I’m having trouble migrating an express-ws node.js app over from another hosting provider (Glitch.com)
The app acts as a server for a game which uses UE4’s WebSocket Module to open a websocket connection to the node.js server.
However at the moment, on attempting to connect the game client to the fly.io version of the server:
The client’s OnConnected function fires
The client then attempts to send a message to the server (a custom “authentication” payload)
However it immediately executes OnClosed implying that a the other end asked to close the connection (sometimes with code “8943” sometimes with code “0”, but always with “Peer did not specify a reason for initiating the closing”.)
The client retries to connect a few times, but always gets the same result until it times out.
Watching the server logs, at no point do I seem to see any acknowledgement that a connection attempt was even made.
I’ve tried using this to test if I can connect to the server and it seems to actually work fine. When I “connect”, I see the relevant log output on the server indicating a new connection, and if I manually follow up with a well-formatted “authentication payload”, I see the relevant log output appear there as well as the correct response payload.
Is there a reason that fly.io might reject the attempted websocket connection from my UE4 client? On Glitch I remember having similar issues until I ensured that a “User-Agent” was added to the “UpgradeHeaders” when creating the WebSocket object before requesting a connection. Perhaps there is something similar that I’m missing in this instance?
There shouldn’t be any requirements in particular for websockets to work, as long as your instances accept them.
Now I’m wondering if there’s something going on with the UE4 websocket client. Do you know if it uses an outdated HTTP version for these requests? It’s possible our proxy is rejecting the payloads somehow (though we don’t parse them).
Does the client stay connected if you don’t send any payloads?
I’ve had a skim through the UE4 source & searched online for any clues as to what HTTP version UE4 uses but haven’t found any answers so far. I’m not particularly familiar with HTTP versions so there may be a way of checking this which I’m missing.
I’ve also tried not sending any payloads on connect, but the connection still closes immediately.
That would be super helpful! I can try to put together stripped down versions of the relevant parts of the client & server & some instructions, but it may take a little while tbh!
I looked into doing this myself but it’s quite a large endeavour!

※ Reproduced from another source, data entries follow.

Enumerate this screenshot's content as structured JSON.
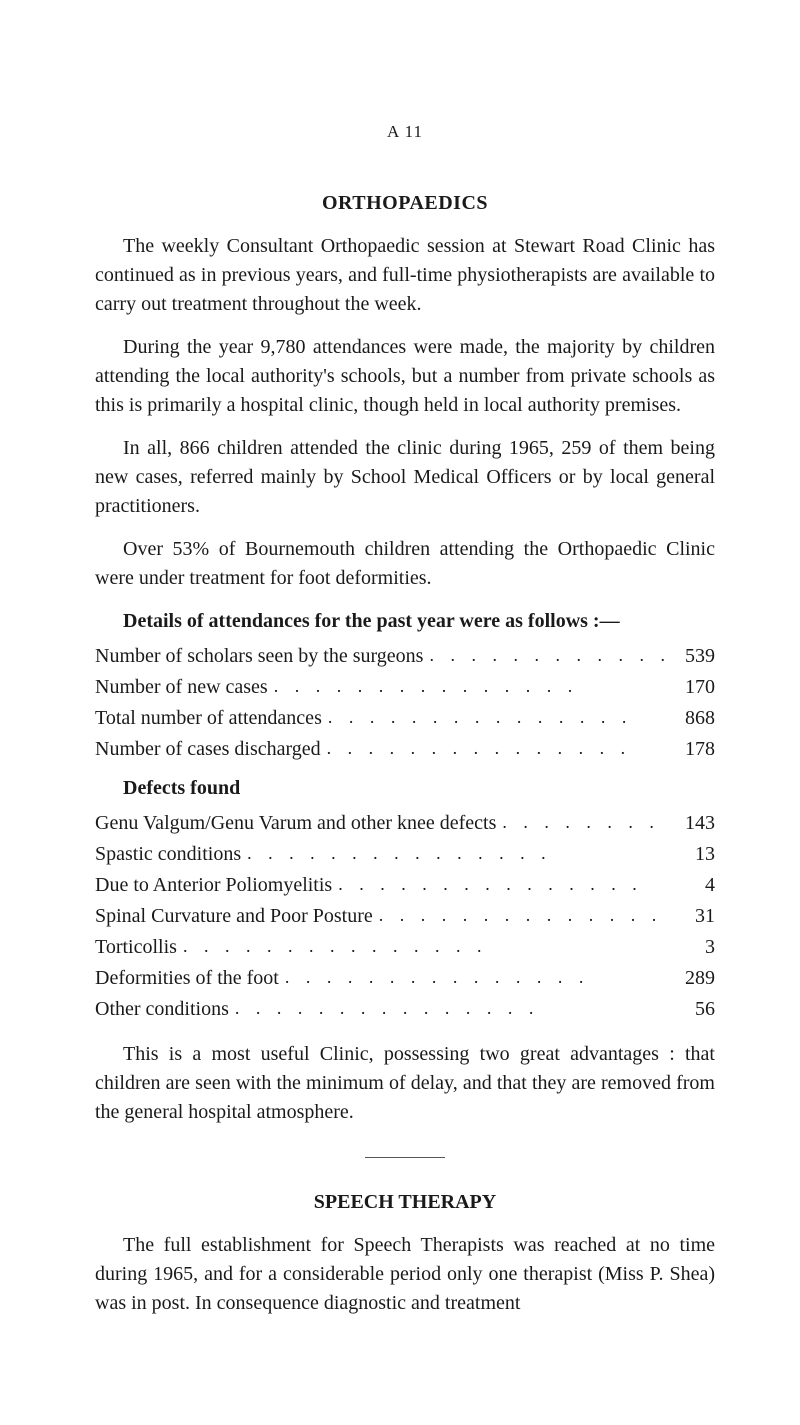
{
  "page_marker": "A 11",
  "ortho": {
    "heading": "ORTHOPAEDICS",
    "p1": "The weekly Consultant Orthopaedic session at Stewart Road Clinic has continued as in previous years, and full-time physio­therapists are available to carry out treatment throughout the week.",
    "p2": "During the year 9,780 attendances were made, the majority by children attending the local authority's schools, but a number from private schools as this is primarily a hospital clinic, though held in local authority premises.",
    "p3": "In all, 866 children attended the clinic during 1965, 259 of them being new cases, referred mainly by School Medical Officers or by local general practitioners.",
    "p4": "Over 53% of Bournemouth children attending the Orthopaedic Clinic were under treatment for foot deformities.",
    "details_heading": "Details of attendances for the past year were as follows :—",
    "stats": [
      {
        "label": "Number of scholars seen by the surgeons",
        "value": "539"
      },
      {
        "label": "Number of new cases",
        "value": "170"
      },
      {
        "label": "Total number of attendances",
        "value": "868"
      },
      {
        "label": "Number of cases discharged",
        "value": "178"
      }
    ],
    "defects_heading": "Defects found",
    "defects": [
      {
        "label": "Genu Valgum/Genu Varum and other knee defects",
        "value": "143"
      },
      {
        "label": "Spastic conditions",
        "value": "13"
      },
      {
        "label": "Due to Anterior Poliomyelitis",
        "value": "4"
      },
      {
        "label": "Spinal Curvature and Poor Posture",
        "value": "31"
      },
      {
        "label": "Torticollis",
        "value": "3"
      },
      {
        "label": "Deformities of the foot",
        "value": "289"
      },
      {
        "label": "Other conditions",
        "value": "56"
      }
    ],
    "closing": "This is a most useful Clinic, possessing two great advantages : that children are seen with the minimum of delay, and that they are removed from the general hospital atmosphere."
  },
  "speech": {
    "heading": "SPEECH THERAPY",
    "p1": "The full establishment for Speech Therapists was reached at no time during 1965, and for a considerable period only one therapist (Miss P. Shea) was in post. In consequence diagnostic and treatment"
  },
  "dots": ". . . . . . . . . . . . . . ."
}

If you can add headers to the initial websocket upgrade request, can you add flyio-debug: doit? We can probably find relevant logs internally if you do that.
Ok, I’ve put a minimal version of the server code on Glitch here as well as a minimal UE4 client here. If you are able to get that running (you’ll need git LFS, Visual Studio / XCode & UE4 version 4.25… though really don’t worry too much if getting the environment all set up takes too much effort, it can be a bit of a nightmare!)
In the mean time, I’ll try adding that header so see if you can see anything in the logs at your end as well.
At some point I’ll try to get the minimal server code deployed to Fly as well though I’m still getting up to speed a little with how all this stuff works!
Added the header (I think?!). Just tried “connecting” a couple of times after recompiling, so hopefully something will show in the logs at your end?
I saw this in the Fly server logs but unsure if it’s relevant? I don’t recognise the /fuN3 url, this message only showed up once & doesn’t seem to show up in relation to my connection attempts from UE4…
error.message="HTTP host header / pseudoheader is missing" 2022-06-27T18:27:11Z proxy fra [error]error.code=3003 request.method="GET" request.url="/fuN3" request.id="01G6K6NRXV2C3HD1SJZ23JC2GV-fra" response.status=400
Also came across this link which I’m guessing is what you were referring to wrt to UE4 potentially using an “outdated HTTP version”? It may be trying to use the HTTP/1.1 Upgrade Mechanism which is “explicitly disallowed” by HTTP/2?
I see your app is returning a 101 response (which is good), then we upgrade the request and response and start copying back and forth. It just ends nearly instantaneously.
(This may be irrelevant, but it’s the closest I’ve got to finding a meaningful difference between how the connection is being made! It also strikes me as the sort of grey area where “maybe // is ok? Do the specs explicitly allow or disallow an extra /? Some clients might be fine, others might balk. Maybe a regex somewhere thinks it’s a comment?” sort of thing)
Only just had a chance to look into this again today. Seems like only / was being explicitly handled and suspect that on Glitch the // may have been automatically collapsed to / hence why it appeared to “just work”, so adding an additional explicit route fixed the issue!
Yeah, I had a little hunt through the UE4 source code the other day trying (and my own!) to work out where the extra slash was coming from but couldn’t find the code in question. Also have been trying to avoid needing to recompile the UE4 source code on this project since it’s quite a beast.